In all cases, the expanding window method achieved better performance over the same test period as the standard train/test split. Additionally, the N-Linear model performed the best overall. Comparisons between groupings show that performance is generally best at the ADD level, where sparsity is less of an issue compared to the county level.
Each covariate was also tested independently to determine their impact. Overall, the best performing covariates are the Medicaid data for OUD treatment, DOC intake/release data, and a covariate called Nearby Trends that, for each county, averages the EMS suspected opioid overdose trends of other counties in the same region.

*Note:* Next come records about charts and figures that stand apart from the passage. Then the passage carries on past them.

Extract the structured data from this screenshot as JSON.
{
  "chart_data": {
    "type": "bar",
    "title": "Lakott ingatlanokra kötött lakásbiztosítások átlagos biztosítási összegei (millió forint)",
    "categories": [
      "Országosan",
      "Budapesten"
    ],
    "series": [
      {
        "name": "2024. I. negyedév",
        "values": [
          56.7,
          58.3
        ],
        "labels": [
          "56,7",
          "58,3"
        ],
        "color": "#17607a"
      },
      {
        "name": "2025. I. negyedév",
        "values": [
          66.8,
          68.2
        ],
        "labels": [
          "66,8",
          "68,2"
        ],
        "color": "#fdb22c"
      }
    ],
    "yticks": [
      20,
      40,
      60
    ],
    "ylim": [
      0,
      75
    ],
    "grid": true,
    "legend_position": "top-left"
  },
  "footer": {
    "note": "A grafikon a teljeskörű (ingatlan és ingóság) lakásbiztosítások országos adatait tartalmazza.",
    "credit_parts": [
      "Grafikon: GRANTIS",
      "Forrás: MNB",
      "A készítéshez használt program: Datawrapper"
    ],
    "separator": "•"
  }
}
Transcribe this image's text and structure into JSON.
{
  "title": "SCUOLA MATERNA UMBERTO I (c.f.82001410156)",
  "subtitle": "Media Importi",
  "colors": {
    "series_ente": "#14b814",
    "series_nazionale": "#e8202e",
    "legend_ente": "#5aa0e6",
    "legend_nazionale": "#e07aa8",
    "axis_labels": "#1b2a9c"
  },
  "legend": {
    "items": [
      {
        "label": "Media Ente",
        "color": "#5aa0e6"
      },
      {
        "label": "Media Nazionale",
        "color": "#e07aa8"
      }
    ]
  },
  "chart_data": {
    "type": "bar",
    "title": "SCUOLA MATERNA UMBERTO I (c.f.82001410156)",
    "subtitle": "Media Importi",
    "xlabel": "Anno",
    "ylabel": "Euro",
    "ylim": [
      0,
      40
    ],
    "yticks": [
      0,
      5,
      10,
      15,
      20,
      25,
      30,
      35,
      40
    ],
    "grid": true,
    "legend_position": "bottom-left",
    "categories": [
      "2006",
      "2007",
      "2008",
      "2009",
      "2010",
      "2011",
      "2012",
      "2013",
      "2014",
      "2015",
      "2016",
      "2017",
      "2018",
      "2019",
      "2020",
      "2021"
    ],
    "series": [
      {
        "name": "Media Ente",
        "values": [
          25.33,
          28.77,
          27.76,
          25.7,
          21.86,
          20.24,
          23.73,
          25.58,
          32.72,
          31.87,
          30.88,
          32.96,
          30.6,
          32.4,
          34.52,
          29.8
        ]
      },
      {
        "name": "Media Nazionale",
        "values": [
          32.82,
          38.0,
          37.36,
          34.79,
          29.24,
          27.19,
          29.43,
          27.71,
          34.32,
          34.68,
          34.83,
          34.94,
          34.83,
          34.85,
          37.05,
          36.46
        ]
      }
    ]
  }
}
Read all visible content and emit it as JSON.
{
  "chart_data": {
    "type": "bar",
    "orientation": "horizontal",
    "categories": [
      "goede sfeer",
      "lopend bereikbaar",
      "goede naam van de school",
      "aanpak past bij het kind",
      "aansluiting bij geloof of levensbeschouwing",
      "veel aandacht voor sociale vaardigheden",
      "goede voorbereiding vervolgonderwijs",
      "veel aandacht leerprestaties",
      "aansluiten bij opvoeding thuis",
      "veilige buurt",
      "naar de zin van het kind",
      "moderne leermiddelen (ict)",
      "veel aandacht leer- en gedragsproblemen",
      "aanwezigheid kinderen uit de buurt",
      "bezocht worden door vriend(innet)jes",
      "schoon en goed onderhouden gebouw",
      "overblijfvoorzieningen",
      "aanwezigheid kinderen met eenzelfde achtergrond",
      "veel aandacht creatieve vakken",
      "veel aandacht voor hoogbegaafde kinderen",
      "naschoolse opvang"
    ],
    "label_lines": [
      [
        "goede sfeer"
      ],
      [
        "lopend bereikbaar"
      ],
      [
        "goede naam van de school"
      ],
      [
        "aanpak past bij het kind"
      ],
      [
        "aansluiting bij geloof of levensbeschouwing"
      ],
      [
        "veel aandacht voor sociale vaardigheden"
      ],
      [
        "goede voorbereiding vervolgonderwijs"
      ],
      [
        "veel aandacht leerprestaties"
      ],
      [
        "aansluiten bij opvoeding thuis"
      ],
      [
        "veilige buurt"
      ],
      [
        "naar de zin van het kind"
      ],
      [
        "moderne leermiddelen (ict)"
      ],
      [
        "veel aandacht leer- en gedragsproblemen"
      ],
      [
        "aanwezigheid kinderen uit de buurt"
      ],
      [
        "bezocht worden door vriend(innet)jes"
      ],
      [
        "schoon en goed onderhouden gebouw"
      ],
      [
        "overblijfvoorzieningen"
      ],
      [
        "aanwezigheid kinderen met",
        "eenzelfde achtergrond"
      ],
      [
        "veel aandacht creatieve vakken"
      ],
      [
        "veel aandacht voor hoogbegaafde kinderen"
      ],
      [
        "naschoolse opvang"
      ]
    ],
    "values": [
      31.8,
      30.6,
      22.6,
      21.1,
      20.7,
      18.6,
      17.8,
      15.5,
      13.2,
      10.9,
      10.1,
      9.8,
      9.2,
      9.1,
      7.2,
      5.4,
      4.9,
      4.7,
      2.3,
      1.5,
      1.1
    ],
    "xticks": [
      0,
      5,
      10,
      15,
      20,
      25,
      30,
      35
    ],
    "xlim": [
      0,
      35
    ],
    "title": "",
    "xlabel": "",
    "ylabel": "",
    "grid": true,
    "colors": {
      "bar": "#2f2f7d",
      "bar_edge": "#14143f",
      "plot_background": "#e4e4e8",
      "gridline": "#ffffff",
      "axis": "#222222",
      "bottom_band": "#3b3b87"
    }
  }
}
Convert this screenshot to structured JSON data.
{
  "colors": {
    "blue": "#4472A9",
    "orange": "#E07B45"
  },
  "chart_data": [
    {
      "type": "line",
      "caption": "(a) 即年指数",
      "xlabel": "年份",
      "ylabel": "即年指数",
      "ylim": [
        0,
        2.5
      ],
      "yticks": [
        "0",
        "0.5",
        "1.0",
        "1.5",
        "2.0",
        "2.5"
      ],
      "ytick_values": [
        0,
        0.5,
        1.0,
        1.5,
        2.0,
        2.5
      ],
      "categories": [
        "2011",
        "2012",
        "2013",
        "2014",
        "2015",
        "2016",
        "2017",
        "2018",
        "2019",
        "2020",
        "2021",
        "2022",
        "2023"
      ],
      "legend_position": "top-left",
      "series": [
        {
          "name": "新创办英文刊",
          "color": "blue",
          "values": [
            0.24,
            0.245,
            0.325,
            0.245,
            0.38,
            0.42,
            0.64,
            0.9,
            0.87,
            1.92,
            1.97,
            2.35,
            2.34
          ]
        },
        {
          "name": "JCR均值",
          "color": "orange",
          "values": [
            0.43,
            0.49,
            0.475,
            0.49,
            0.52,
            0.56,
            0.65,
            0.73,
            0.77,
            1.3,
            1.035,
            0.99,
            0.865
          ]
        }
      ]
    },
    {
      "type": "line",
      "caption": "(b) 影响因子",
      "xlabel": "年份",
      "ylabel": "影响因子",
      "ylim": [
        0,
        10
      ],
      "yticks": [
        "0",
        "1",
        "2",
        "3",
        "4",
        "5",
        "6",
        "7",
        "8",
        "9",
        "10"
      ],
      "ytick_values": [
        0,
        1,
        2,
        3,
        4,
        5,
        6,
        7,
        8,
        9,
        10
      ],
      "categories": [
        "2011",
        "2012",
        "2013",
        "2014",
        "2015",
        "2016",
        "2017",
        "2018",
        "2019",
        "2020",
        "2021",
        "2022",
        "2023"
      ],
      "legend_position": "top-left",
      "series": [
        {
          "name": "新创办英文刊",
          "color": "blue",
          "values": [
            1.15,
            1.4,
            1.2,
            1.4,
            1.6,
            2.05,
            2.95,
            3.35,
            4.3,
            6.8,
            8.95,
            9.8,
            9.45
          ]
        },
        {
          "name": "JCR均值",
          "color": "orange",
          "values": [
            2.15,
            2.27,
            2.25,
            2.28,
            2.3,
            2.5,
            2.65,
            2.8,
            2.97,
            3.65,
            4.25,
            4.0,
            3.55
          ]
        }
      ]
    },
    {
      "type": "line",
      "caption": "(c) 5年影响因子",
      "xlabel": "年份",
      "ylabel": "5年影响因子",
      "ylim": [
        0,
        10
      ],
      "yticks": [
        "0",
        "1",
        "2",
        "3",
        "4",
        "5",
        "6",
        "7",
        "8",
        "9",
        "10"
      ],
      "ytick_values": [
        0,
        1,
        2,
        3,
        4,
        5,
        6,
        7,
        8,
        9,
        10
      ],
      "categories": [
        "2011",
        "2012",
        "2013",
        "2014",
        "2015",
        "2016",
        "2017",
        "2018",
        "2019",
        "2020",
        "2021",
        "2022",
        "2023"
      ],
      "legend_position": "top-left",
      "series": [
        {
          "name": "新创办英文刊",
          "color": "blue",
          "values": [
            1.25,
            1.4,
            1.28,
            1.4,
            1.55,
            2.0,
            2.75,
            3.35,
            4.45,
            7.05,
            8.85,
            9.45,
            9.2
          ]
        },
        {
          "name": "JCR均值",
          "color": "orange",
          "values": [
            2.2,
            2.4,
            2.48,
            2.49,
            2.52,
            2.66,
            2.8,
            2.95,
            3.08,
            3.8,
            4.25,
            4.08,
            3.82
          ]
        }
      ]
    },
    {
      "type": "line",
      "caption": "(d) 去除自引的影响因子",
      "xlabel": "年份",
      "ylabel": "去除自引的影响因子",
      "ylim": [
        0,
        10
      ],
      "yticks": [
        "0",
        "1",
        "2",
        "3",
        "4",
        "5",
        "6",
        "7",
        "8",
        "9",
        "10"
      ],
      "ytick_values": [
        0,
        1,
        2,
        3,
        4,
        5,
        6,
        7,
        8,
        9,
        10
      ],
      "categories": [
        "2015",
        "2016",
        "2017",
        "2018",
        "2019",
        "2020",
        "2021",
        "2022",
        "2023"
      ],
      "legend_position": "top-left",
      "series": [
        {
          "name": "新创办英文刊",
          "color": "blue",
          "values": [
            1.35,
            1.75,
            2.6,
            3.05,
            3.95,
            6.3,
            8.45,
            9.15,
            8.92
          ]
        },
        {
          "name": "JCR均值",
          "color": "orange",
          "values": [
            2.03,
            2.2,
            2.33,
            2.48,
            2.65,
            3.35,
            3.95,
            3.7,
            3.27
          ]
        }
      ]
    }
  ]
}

An example of performance for statewide predictions is shown below. With the expanding window method, predictions can be generated throughout the series, and it is clear that as the model uses more data over time, it produces more accurate forecasts.

We will continue to test new models and external data sources to improve forecasting accuracy. Still, the current results show that forecasting opioid overdoses around Kentucky is possible with limited error and will prove useful to state agencies for determining when and where opioid overdoses can be expected to increase or decrease.